Tutti si aspettano che un soggetto così brutale neghi di aver commesso le nefandezze che gli vengono contestate. Stranamente, però, invece di dichiararsi innocente, Čikatilo si dimostra collaborativo al punto che confessa altri 19 delitti dei quali non è ancora sospettato. A Rostov e dintorni, intanto, tirano un sospiro di sollievo: per sedici anni la gente ha dovuto convivere con l’incubo di incrociare “il mostro”, ora si può tornare a circolare serenamente per le strade.
Al processo è possibile guardare negli occhi Čikatilo e constatare la presenza invadente delle turbe che lo hanno sempre accompagnato. Chiuso nel gabbiotto, alterna fasi di grande lucidità a lampi di assoluta follia. Quando è lucido ammette le sue colpe:
Diventavo come un lupo impazzito e braccato. In quel bosco ero come un lupo e tutti mi davate la caccia. […] Dopo i delitti mi rilassavo psichicamente e fisicamente. Il fatto è che ho un carattere tranquillo e in un certo senso umile e dimesso, si proprio umile e dimesso. Mi metto a piangere, qualche volta perdo conoscenza, solo il contatto con la gente mi fa rivenire. So che mi annienterete ma io so di essere un errore della natura. Faccio schifo. Sì, mi faccio schifo. […] Perché infierivo sulle vittime? Non lo so, era una mia necessità perversa. Un bisogno animalesco, un bisogno sessuale. […] Perché toglievo loro la vita? Non lo so perché lo facevo.
(www.youtube.com/watch?v=HQuN04LNVWI&t=718s)
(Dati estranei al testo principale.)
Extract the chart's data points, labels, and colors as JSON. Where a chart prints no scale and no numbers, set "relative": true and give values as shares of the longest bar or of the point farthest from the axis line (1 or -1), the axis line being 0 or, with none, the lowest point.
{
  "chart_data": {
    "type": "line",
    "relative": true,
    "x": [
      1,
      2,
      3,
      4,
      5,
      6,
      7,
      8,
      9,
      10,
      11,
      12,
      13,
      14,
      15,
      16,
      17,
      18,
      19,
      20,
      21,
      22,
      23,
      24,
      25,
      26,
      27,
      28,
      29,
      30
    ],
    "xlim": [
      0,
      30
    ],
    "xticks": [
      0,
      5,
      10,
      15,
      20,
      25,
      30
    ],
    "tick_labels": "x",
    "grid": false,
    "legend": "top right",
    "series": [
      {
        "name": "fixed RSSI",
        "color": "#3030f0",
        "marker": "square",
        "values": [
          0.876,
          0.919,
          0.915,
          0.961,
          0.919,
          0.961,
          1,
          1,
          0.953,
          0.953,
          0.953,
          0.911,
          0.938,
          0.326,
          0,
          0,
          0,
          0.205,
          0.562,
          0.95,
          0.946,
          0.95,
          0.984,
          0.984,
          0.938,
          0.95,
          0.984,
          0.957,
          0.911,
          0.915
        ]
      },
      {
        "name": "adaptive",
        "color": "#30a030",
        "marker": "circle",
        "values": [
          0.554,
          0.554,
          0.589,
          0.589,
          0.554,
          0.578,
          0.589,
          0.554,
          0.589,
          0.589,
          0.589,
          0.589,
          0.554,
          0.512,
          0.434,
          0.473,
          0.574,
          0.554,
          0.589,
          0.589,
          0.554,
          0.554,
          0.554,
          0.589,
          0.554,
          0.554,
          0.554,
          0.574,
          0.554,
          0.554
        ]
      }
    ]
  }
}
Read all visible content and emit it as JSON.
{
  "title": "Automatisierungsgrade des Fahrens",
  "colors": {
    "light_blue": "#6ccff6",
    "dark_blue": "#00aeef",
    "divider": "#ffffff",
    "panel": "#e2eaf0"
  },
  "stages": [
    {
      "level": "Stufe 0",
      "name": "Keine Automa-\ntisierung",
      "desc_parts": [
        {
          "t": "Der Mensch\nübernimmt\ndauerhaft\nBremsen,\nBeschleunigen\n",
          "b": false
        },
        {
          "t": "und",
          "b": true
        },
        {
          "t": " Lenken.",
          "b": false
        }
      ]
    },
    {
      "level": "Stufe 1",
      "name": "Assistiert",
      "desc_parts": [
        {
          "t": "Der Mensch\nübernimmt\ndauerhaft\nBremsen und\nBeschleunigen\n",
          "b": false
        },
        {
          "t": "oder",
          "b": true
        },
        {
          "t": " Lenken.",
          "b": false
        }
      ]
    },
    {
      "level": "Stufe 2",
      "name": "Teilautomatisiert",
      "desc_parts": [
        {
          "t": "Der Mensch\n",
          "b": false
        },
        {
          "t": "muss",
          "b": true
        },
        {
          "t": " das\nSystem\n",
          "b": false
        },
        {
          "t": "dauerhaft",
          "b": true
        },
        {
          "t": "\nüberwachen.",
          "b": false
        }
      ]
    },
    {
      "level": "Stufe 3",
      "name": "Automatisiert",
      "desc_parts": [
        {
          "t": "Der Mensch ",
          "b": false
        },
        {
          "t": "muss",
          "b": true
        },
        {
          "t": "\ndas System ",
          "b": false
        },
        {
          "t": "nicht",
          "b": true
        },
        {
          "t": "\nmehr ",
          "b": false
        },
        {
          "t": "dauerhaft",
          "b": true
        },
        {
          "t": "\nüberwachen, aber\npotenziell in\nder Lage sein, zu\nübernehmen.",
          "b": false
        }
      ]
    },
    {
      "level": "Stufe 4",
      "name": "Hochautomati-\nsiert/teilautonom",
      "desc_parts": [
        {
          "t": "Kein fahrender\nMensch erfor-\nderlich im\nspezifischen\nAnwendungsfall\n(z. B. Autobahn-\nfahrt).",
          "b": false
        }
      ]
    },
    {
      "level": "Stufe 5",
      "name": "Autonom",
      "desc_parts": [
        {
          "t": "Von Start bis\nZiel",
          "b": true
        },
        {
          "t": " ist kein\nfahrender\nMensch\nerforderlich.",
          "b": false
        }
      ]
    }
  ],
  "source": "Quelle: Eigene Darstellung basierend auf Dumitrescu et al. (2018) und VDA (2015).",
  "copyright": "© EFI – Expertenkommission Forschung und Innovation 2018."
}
Il processo è uno strazio infinito per i familiari delle vittime. La deposizione dell’assassino è accompagnata da lacrime e urla, qualcuno sviene. Con 55 terrificanti omicidi sul groppone, il destino del “mostro di Rostov” è segnato. Condannato a morte, il 14 febbraio del 1994 viene giustiziato con un colpo di pistola alla nuca.